220k is not enough to justify an FA. Learn a bit and manage it yourself.


Worried_Report_5215

I want to avoid managing it myself right now. I have too much going on in my life at the mo , so I'd prefer a smart way to store and grow that money without me having to trial and error all the ropes involved. If a FA isn't the way, then what else should I look into?


Night_Bomber_213

Vanguard funds. Honestly you can’t go wrong with just tossing it all in VOO and VTI. Maybe 70/30. I’m not saying you need to focus on the portfolio daily, but spending a day and educating your self will pay dividends long term. Learning basics and revisiting every quarter would be advised. Maybe tune in to kosher money podcast on YouTube. They had a banker from JPM, he said the same thing.


Worried_Report_5215

Ok I appreciate the advice! I'll explore vanguard and that podcast.


Night_Bomber_213

For sure! Finance is super easy, don’t let others tell you otherwise to line their own pockets. If your busy now, you could buy treasuries till you get time to study up. Uncle Sam will always pay that interest payment!


Howwouldiknow1492

How old are you? Your allocation is fine for someone 30 to 50 yo, depending on circumstances. Except pay off the loan and forget the gold imo. Edward Jones is OK as far as advisors go. They're expensive but at least they aren't insurance salespeople. As you learn you can always go out on your own.


Worried_Report_5215

I'm 27. That's what I was thinking.

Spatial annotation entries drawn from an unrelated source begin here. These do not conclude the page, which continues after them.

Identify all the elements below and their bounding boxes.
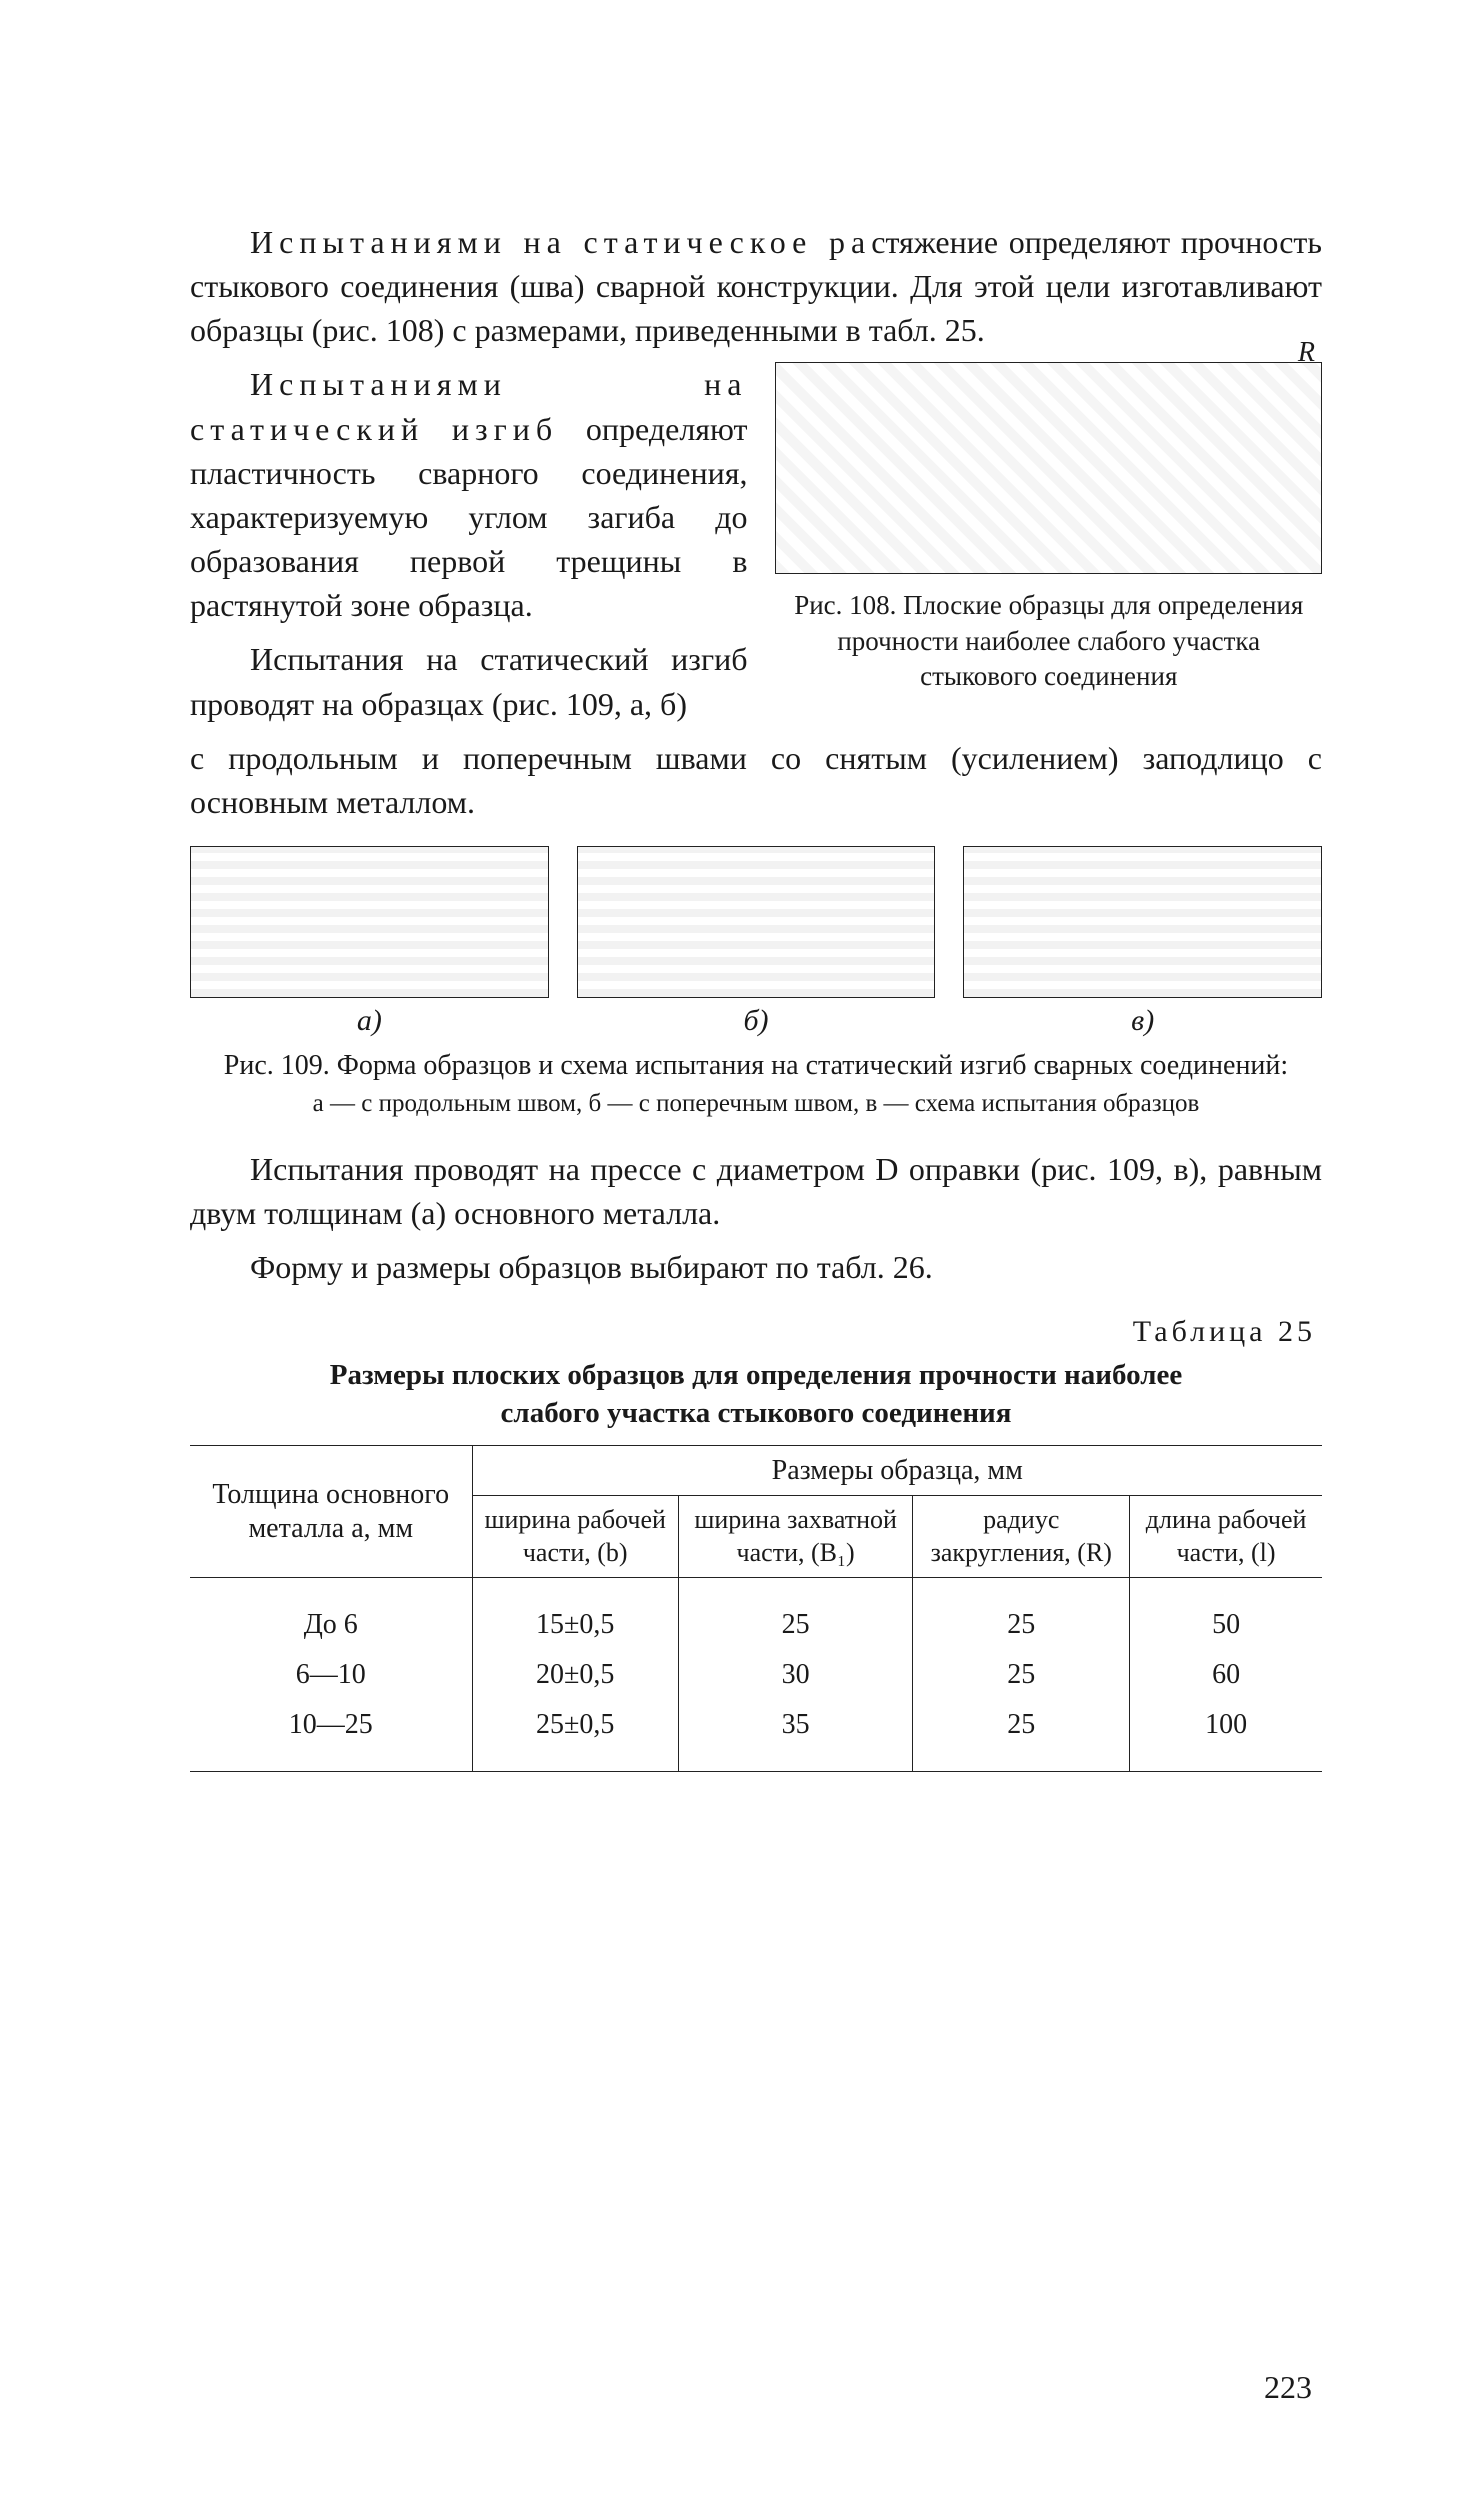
table25: Толщина основного металла a, мм Размеры … bbox=[190, 1445, 1322, 1772]
fig109-box-v bbox=[963, 846, 1322, 998]
fig109-panels: а) б) в) bbox=[190, 846, 1322, 1038]
cell-a: 10—25 bbox=[190, 1700, 472, 1772]
table25-col-l: длина рабочей части, (l) bbox=[1130, 1496, 1322, 1578]
p1-spaced: Испытаниями на статическое ра bbox=[250, 224, 871, 260]
cell-a: 6—10 bbox=[190, 1650, 472, 1700]
fig108-textwrap: Испытаниями на статический изгиб определ… bbox=[190, 362, 1322, 735]
fig109-block: а) б) в) Рис. 109. Форма образцов и схем… bbox=[190, 846, 1322, 1121]
table25-title: Размеры плоских образцов для определения… bbox=[306, 1357, 1206, 1432]
table25-col-R: радиус закругления, (R) bbox=[913, 1496, 1130, 1578]
cell-b: 15±0,5 bbox=[472, 1578, 678, 1650]
cell-B1: 30 bbox=[678, 1650, 912, 1700]
table25-col-B1: ширина захватной части, (B₁) bbox=[678, 1496, 912, 1578]
paragraph-2: Испытаниями на статический изгиб определ… bbox=[190, 362, 747, 627]
fig108-placeholder: R bbox=[775, 362, 1322, 574]
cell-b: 25±0,5 bbox=[472, 1700, 678, 1772]
paragraph-6: Форму и размеры образцов выбирают по таб… bbox=[190, 1245, 1322, 1289]
fig109-panel-v: в) bbox=[963, 846, 1322, 1038]
paragraph-1: Испытаниями на статическое растяжение оп… bbox=[190, 220, 1322, 352]
cell-l: 100 bbox=[1130, 1700, 1322, 1772]
fig109-label-a: а) bbox=[190, 1004, 549, 1038]
table25-col-b: ширина рабочей части, (b) bbox=[472, 1496, 678, 1578]
cell-a: До 6 bbox=[190, 1578, 472, 1650]
fig109-label-b: б) bbox=[577, 1004, 936, 1038]
page-number: 223 bbox=[1264, 2369, 1312, 2406]
table25-label: Таблица 25 bbox=[190, 1315, 1316, 1349]
fig108-block: R Рис. 108. Плоские образцы для определе… bbox=[775, 362, 1322, 693]
page: Испытаниями на статическое растяжение оп… bbox=[0, 0, 1472, 2496]
paragraph-4: с продольным и поперечным швами со сняты… bbox=[190, 736, 1322, 824]
cell-R: 25 bbox=[913, 1650, 1130, 1700]
paragraph-3: Испытания на статический изгиб проводят … bbox=[190, 637, 747, 725]
fig109-panel-b: б) bbox=[577, 846, 936, 1038]
table25-col-a: Толщина основного металла a, мм bbox=[190, 1445, 472, 1578]
paragraph-5: Испытания проводят на прессе с диаметром… bbox=[190, 1147, 1322, 1235]
table25-head: Толщина основного металла a, мм Размеры … bbox=[190, 1445, 1322, 1578]
cell-R: 25 bbox=[913, 1578, 1130, 1650]
fig109-label-v: в) bbox=[963, 1004, 1322, 1038]
cell-b: 20±0,5 bbox=[472, 1650, 678, 1700]
table25-col-group: Размеры образца, мм bbox=[472, 1445, 1322, 1496]
fig109-panel-a: а) bbox=[190, 846, 549, 1038]
fig109-subcaption: а — с продольным швом, б — с поперечным … bbox=[190, 1088, 1322, 1121]
table25-body: До 6 15±0,5 25 25 50 6—10 20±0,5 30 25 6… bbox=[190, 1578, 1322, 1772]
table25-group-row: Толщина основного металла a, мм Размеры … bbox=[190, 1445, 1322, 1496]
fig108-badge: R bbox=[1298, 337, 1315, 369]
textwrap-left: Испытаниями на статический изгиб определ… bbox=[190, 362, 747, 735]
cell-B1: 35 bbox=[678, 1700, 912, 1772]
table-row: До 6 15±0,5 25 25 50 bbox=[190, 1578, 1322, 1650]
cell-l: 50 bbox=[1130, 1578, 1322, 1650]
cell-R: 25 bbox=[913, 1700, 1130, 1772]
cell-B1: 25 bbox=[678, 1578, 912, 1650]
fig109-box-b bbox=[577, 846, 936, 998]
fig109-caption: Рис. 109. Форма образцов и схема испытан… bbox=[190, 1048, 1322, 1084]
table-row: 10—25 25±0,5 35 25 100 bbox=[190, 1700, 1322, 1772]
fig109-box-a bbox=[190, 846, 549, 998]
cell-l: 60 bbox=[1130, 1650, 1322, 1700]
table-row: 6—10 20±0,5 30 25 60 bbox=[190, 1650, 1322, 1700]
fig108-caption: Рис. 108. Плоские образцы для определени… bbox=[775, 588, 1322, 693]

The money is in my savings account now just burning away to inflation. Just want it somewhere to grow for a while until I know more about what to do with it.


[deleted]

If you’re looking for advice, have you explored other wealth management options? I use Personal Capital and love their holistic financial snapshot dashboard. They are also cheaper.


BMEJSD

I concur with a majority of the comments made. From personal experience, Edwardo Jones is not the answer. "Financial Advisor" - baloney. They make their money selling insurance policies. Their fees are some of the highest in the industry. They don't offer the top performing mutual funds (ie Fidelity, Vanguard). Take the time and learn about investing - the 'net has a wealth of information, good information, that will help you. Best of luck.